Im November 2010 war es dann aber endgültig soweit. Die Bagger rückten an und Caperdonich ist nicht mehr. Trotz einer wachsenden Zahl von Anhängern in letzter Zeit wurde Caperdonich endgültig abgerissen. Für einen Konzern wie Pernod Ricard aber zu langsam und zu wenige scheint es.

Aber es ist nicht alles trist. Das Gelände der Caperdonich distillery wurde von den berühmten copper still Herstellern Forsyths of Rothes gekauft. Das sie nicht vorhatten in der Speyside distillery Caperdonich whisky zu machen, kam es 2011 zum Abriß. Forsyth brauchte für sein Kerngeschäft mehr Platz. Aber ein "renowned manufacturer of distillation equipment" hat natürlich eine besondere Beziehung zu den Destillerien so wurden die mash tun, washbacks und 4 pot stills gerettet - auch wenn sie für den scrap yard, den Schrottplatz von Forsyth vorgesehen waren. Nun wurde bekannt (April 2013), daß ein Paar der 4 Caperdonich pot stills an die belgische Belgian Owl Distillery nahe Liège, Lüttich in der Wallonie verkauft wurden.
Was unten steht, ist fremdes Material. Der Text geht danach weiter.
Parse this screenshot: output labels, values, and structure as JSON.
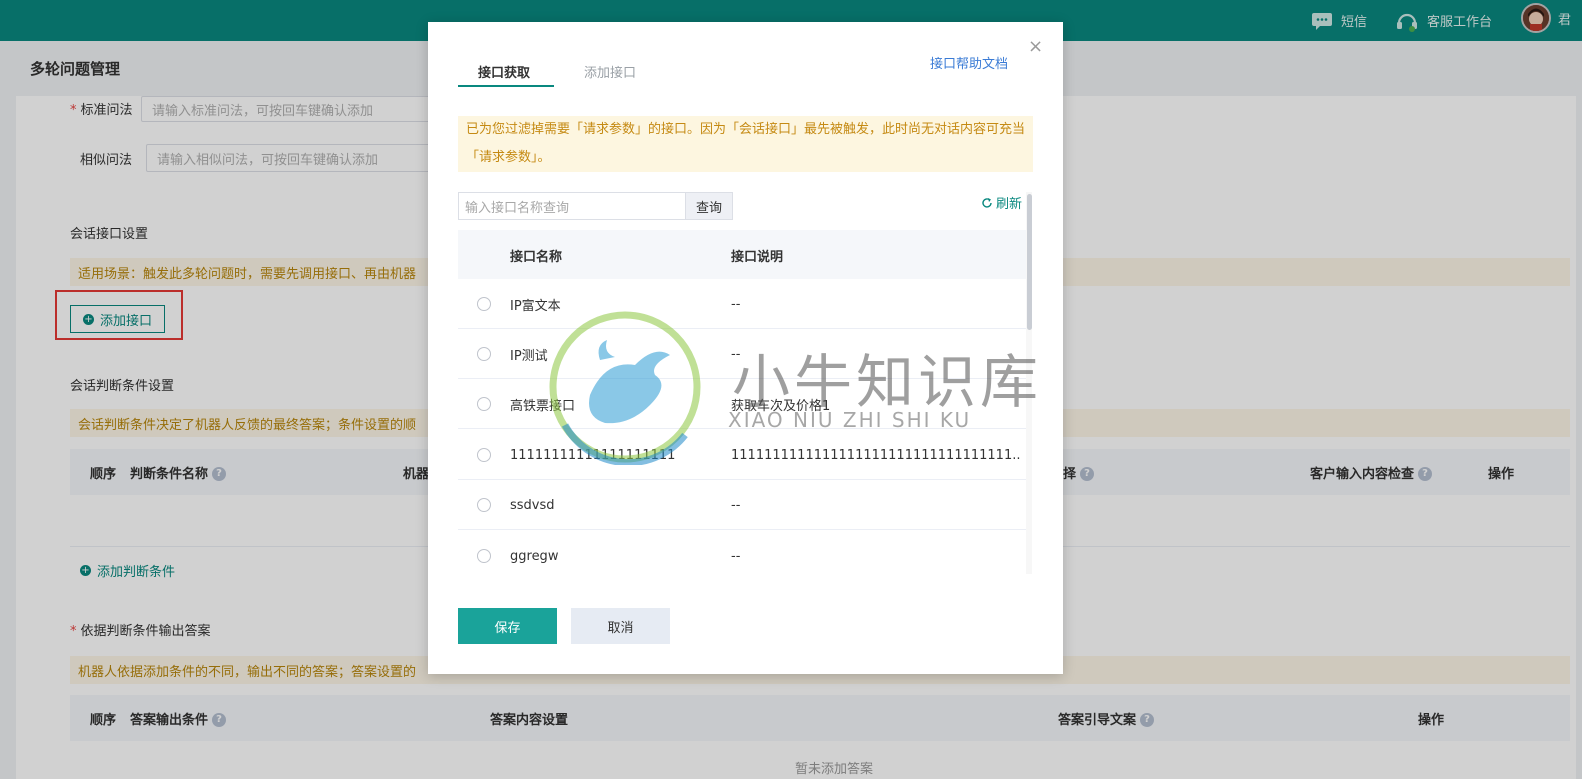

Sie wurden allerdings komplett renoviert und umgebaut und auf neuesten technischen Standard gebracht. Aber sie werden wieder malt whiskies machen, wenn auch weit weg von ihrer Heimat. Belgian Owl liegt in einem ehemaligen Kloster, heute ein Bauerngehöft im ländlichen Fexhe-le-Haut-Clocher westlich von Lüttich, wo seit geraumer Zeit Belgian Owl whisky gemacht wird. Die stills wurden besonders im oberen Teil verändert, und erhielten flange couplings, die den boil pot, den neck und den lyne arm nun verbinden. Sehr modern und so gar nicht mehr Victorian.
Master Distiller Étienne Bouillon mußte erweitern, denn sein gepriesener whisky aus Belgischer Frühjahrsgerste bracht die micro distillery sofort in einen Engpaß, nachdem der erste Owl Whisky 2007 herausgekommen war. „The demand has been overwhelming since then. It was much higher than our production capacity of 20.000 bottles per year.“ 95% ihrer whiskies werden in Belgien getrunken.
Die The Owl Distillery aus Belgien hat eine der wash und eine der spirit stills der Brennerei erworben, drei Gärbottiche gingen an Wolfburn, Schottland ebenfalls eine Neugründung.

Caperdonich ist ein trockener, solider malt, der bisher nur von unabhängigen Abfüllern zu haben war und weiter sein wird, bis die Bestände zu Ende gehen. Den in manchen single casks vorzüglich gelungenen Speyside malt gibt es bei unabhängien Abfüllern und als Eigenabfüllung eines 1980er mit 24 Jahren in Faßstärke mit 57,7% von uns. Ein Gedicht.